Fun with platinum coins, FDIC edition

Ramanan brought to my attention an assertion (by VJK) that the Secretary of the Treasury’s open-ended power to mint platinum jumbo coins doesn’t mean they can deposited with the Federal Reserve, which typically buys coins from the Mint at face value. While looking up the FDIC regulations to prove otherwise, I came across an interesting (if, not surprisingly, inaccurate) comment by Peter Schiff a few days ago:
When the banks fail as a result of higher interest rates, the FDIC will also go bankrupt. Without access to credit, the US Treasury will not be able to bail out the insurance fund – which only contains $9.2 billion as of this writing. So, not only will shareholders and bondholders lose their money next time, but so too will depositors!



Scary stuff, but this actually ties into VJK equally… interesting point (To be fair VJK wrote at the above link last year, he may hold a different view today).

VJK argued that because platinum coins are defined as numismatic coins and not circulating coins (such as nickels, dimes, etc.) that means they can only be purchased by collectors (at metal price plus markup) and not the Fed (at face value). This isn’t quite accurate. Remembering that all US Coins are legal tender, he’s thinking about our current stock of numismatic coins where face value is invariably a fraction of metal cost ($50 gold coins, say, or $100 platinum coins). However, if the Min issues a numismatic coin whose face value exceeds metal cost ($1 trillion or any other sum the Secretary wishes) then its a numismatic coin that can circulate– it can be deposited, and thus bought, by the Fed at face value. To cite Regulation D:
(k)(1) Vault cash means United States currency and coin owned and booked as an asset by a depository institution that may, at any time, be used to satisfy claims of that depository institution’s depositors…
(k(4) Silver and gold coin and other currency and coin whose numismatic or bullion value is substantially in excess of face value is not vault cash for purposes of this part.


As General Butler would say, “There is inclusio unius exclusio alterius for the gentleman” (including one thing excludes the other). Since the jumbo coin’s numismatic or bullion value would be LESS than its face value, it would be “vault cash for purposes of this part”.
As an aside, when he wasn’t emancipating slaves or whatnot, Benjamin Butler was quite the monetary reformer.
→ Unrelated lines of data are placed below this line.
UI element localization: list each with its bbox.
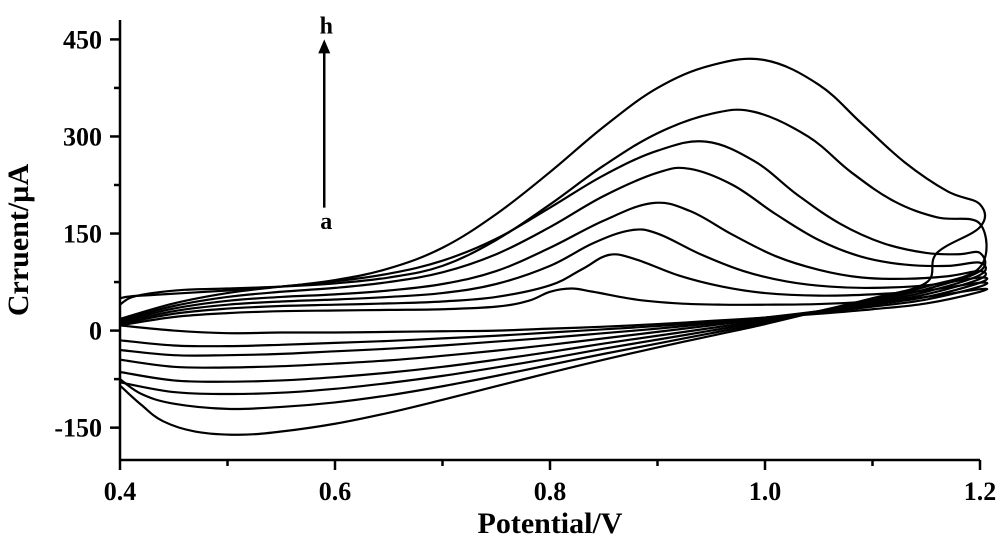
x-tick-label: 0.8	[534, 477, 567, 506]
arrow-label-bottom: a	[320, 209, 332, 235]
y-tick-label: -150	[54, 414, 102, 443]
arrow-label-top: h	[320, 13, 333, 39]
y-tick-label: 300	[63, 123, 102, 152]
y-tick-label: 450	[63, 26, 102, 55]
x-tick-label: 1.2	[964, 477, 997, 506]
x-tick-label: 1.0	[749, 477, 782, 506]
x-tick-label: 0.6	[319, 477, 352, 506]
y-axis-label: Crruent/µA	[2, 164, 35, 317]
y-tick-label: 0	[89, 317, 102, 346]
chart-svg: 0.4 0.6 0.8 1.0 1.2 -150 0 150 300 450 Potential/V…	[0, 0, 1000, 541]
x-tick-label: 0.4	[104, 477, 137, 506]
cv-chart: 0.4 0.6 0.8 1.0 1.2 -150 0 150 300 450 Potential/V…	[0, 0, 1000, 541]
x-axis-label: Potential/V	[478, 507, 623, 540]
y-tick-label: 150	[63, 220, 102, 249]
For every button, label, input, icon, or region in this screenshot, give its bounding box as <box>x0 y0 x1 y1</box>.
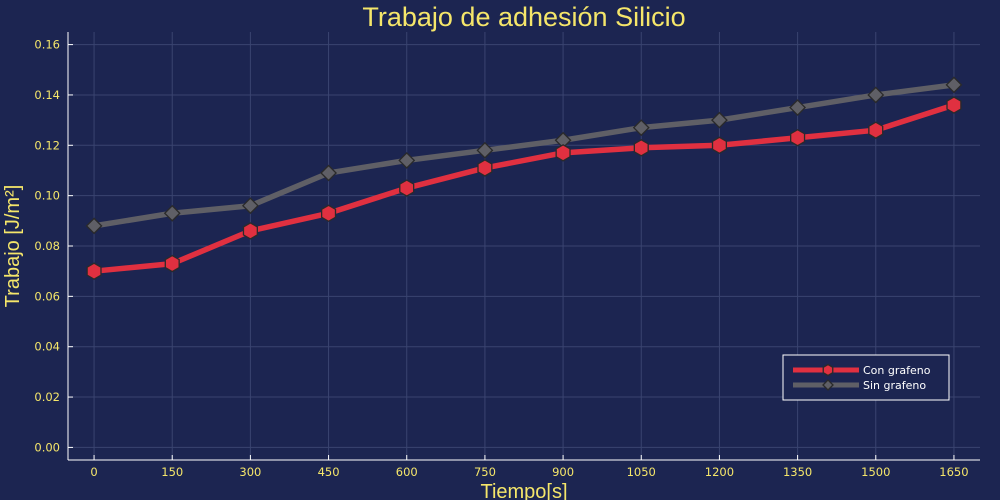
series-con-grafeno <box>86 96 962 280</box>
y-tick-label: 0.16 <box>34 38 60 52</box>
y-tick-label: 0.02 <box>34 390 60 404</box>
x-tick-label: 750 <box>474 465 496 479</box>
legend-item-sin-grafeno: Sin grafeno <box>793 379 926 392</box>
data-point-con-grafeno <box>868 121 884 139</box>
x-tick-label: 1650 <box>939 465 968 479</box>
data-point-con-grafeno <box>946 96 962 114</box>
chart-title: Trabajo de adhesión Silicio <box>362 2 685 32</box>
data-point-con-grafeno <box>477 159 493 177</box>
x-tick-label: 1350 <box>783 465 812 479</box>
y-tick-label: 0.04 <box>34 340 60 354</box>
series-line-con-grafeno <box>93 102 955 274</box>
data-point-sin-grafeno <box>398 151 416 169</box>
legend-label: Sin grafeno <box>863 379 926 392</box>
data-point-con-grafeno <box>633 139 649 157</box>
y-tick-label: 0.00 <box>34 440 60 454</box>
legend-marker-sin-grafeno <box>822 379 834 391</box>
data-point-con-grafeno <box>790 128 806 147</box>
data-point-sin-grafeno <box>85 217 103 235</box>
x-tick-label: 1050 <box>627 465 656 479</box>
x-tick-label: 1200 <box>705 465 734 479</box>
x-tick-label: 900 <box>552 465 574 479</box>
x-tick-label: 1500 <box>861 465 890 479</box>
legend-box <box>782 354 950 401</box>
y-tick-label: 0.10 <box>34 189 60 203</box>
data-point-con-grafeno <box>399 179 415 197</box>
data-point-sin-grafeno <box>163 204 181 222</box>
data-point-sin-grafeno <box>711 111 728 129</box>
x-tick-label: 0 <box>90 465 97 479</box>
data-point-sin-grafeno <box>476 141 494 159</box>
data-point-sin-grafeno <box>867 86 885 104</box>
data-point-con-grafeno <box>320 204 337 223</box>
data-point-con-grafeno <box>242 222 258 240</box>
y-tick-label: 0.08 <box>34 239 60 253</box>
data-point-con-grafeno <box>711 136 728 155</box>
x-tick-label: 150 <box>161 465 183 479</box>
data-point-sin-grafeno <box>632 119 650 137</box>
data-point-con-grafeno <box>555 144 571 162</box>
x-tick-label: 600 <box>396 465 418 479</box>
x-ticks: 0 150 300 450 600 750 900 1050 1200 1350 1500 1650 <box>90 455 969 479</box>
y-tick-label: 0.12 <box>34 138 60 152</box>
x-tick-label: 300 <box>239 465 261 479</box>
data-point-sin-grafeno <box>241 197 259 215</box>
x-axis-label: Tiempo[s] <box>480 481 567 500</box>
data-point-sin-grafeno <box>320 164 337 182</box>
series-line-sin-grafeno <box>93 82 955 229</box>
data-point-sin-grafeno <box>789 99 807 116</box>
series-sin-grafeno <box>85 76 963 235</box>
data-point-con-grafeno <box>164 254 180 273</box>
legend-label: Con grafeno <box>863 364 931 377</box>
x-tick-label: 450 <box>318 465 340 479</box>
y-tick-label: 0.14 <box>34 88 60 102</box>
legend-marker-con-grafeno <box>822 363 834 377</box>
data-point-sin-grafeno <box>945 76 963 94</box>
series <box>85 76 963 280</box>
y-axis-label: Trabajo [J/m²] <box>2 185 24 308</box>
data-point-con-grafeno <box>86 262 102 280</box>
y-ticks: 0.00 0.02 0.04 0.06 0.08 0.10 0.12 0.14 0.16 <box>34 38 73 454</box>
y-tick-label: 0.06 <box>34 289 60 303</box>
legend-item-con-grafeno: Con grafeno <box>793 363 931 377</box>
legend: Con grafeno Sin grafeno <box>782 354 950 401</box>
After the above quote, THE VERY NEXT LINE is, “The common idea is that there will be inflation when you issue paper money. It is drawn from the old idea of bank circulation”.
But I digress.

Now, as it happens, Congress has authorized the FDIC to sell its Agency debt (which, of course, the Fed can scoop up from primary dealers) up to “the amount of cash or the equivalent of cash held by the Deposit Insurance Fund”. What’s more, Congress has also authorized the Secretary of the Treasury to designate the FDIC as a “depositary of public moneys”. Combined with the above definition of “vault cash”, this means, though the heavens may fall, the FDIC can never run out of money since the Secretary can create (and then deposit) vault cash without limit. I’m sorry to disappoint Peter Schiff, but FDIC-insured depositors will always be paid.

Comments
  • Ramanan March 19, 2012 at 5:29 pm

    Beowulf,

    Some questions.

    Is it true that the platinum coin is numismatic? Any law which says that or otherwise/opposite?

    It is stated that if the Fed buys a numismatic from the Treasury or the Mint, it has to be recorded at the face value? As in, does it buy it at face value or bullion value?

    I guess in your post you are saying that while the relevant coin is not categorized as vault cash, it does not mean x…y…z…

    • beowulf March 19, 2012 at 6:52 pm

      No my point was jumbo coins would indeed be vault cash.

      Circulating coins are the pennies, nickels, dimes, quarters (plus half-dollar and dollar coins, but you don’t see those too often) we carry in our pockets. Numismatic coins are precious metal coins typically sold to collectors.

      But its a blurry line because the Mint also sells circulating coins to collectors and, as I’ve mentioned above, all US Coins are legal tender at their face value (which is set by Congress or the Secretary, not metal market prices) so numismatic coins are indeed fiat money.
      Under Regulation D, the jumbo coin (face value > metal value) would count as vault cash since what it declares not vault cash is the opposite case (metal value > face value). Banks could certainly accept numismatic coins in that circumstance, say, 1 oz $50 gold coins whose metal value is over $1600, I imagine most would steer the customer towards putting it in a safe deposit box.

  • Ramanan March 19, 2012 at 5:30 pm

    As in I had earlier assumed that it buys the $1T coin (if required) at $1T.

    • beowulf March 19, 2012 at 6:57 pm

      That’s correct. Coins are legal tender for no more or less than their face value.
      Of course, the Mint may a license to print money but they’re not stupid about it. If the metal is worth more than face value, they’ll markup the sales price over and above market price.. If face value is worth more than the metal (a dollar coin costs, last I read, 12 cents to mint) they simply charge you face value– and sometimes even throw in free postage– since the seigniorage is their markup.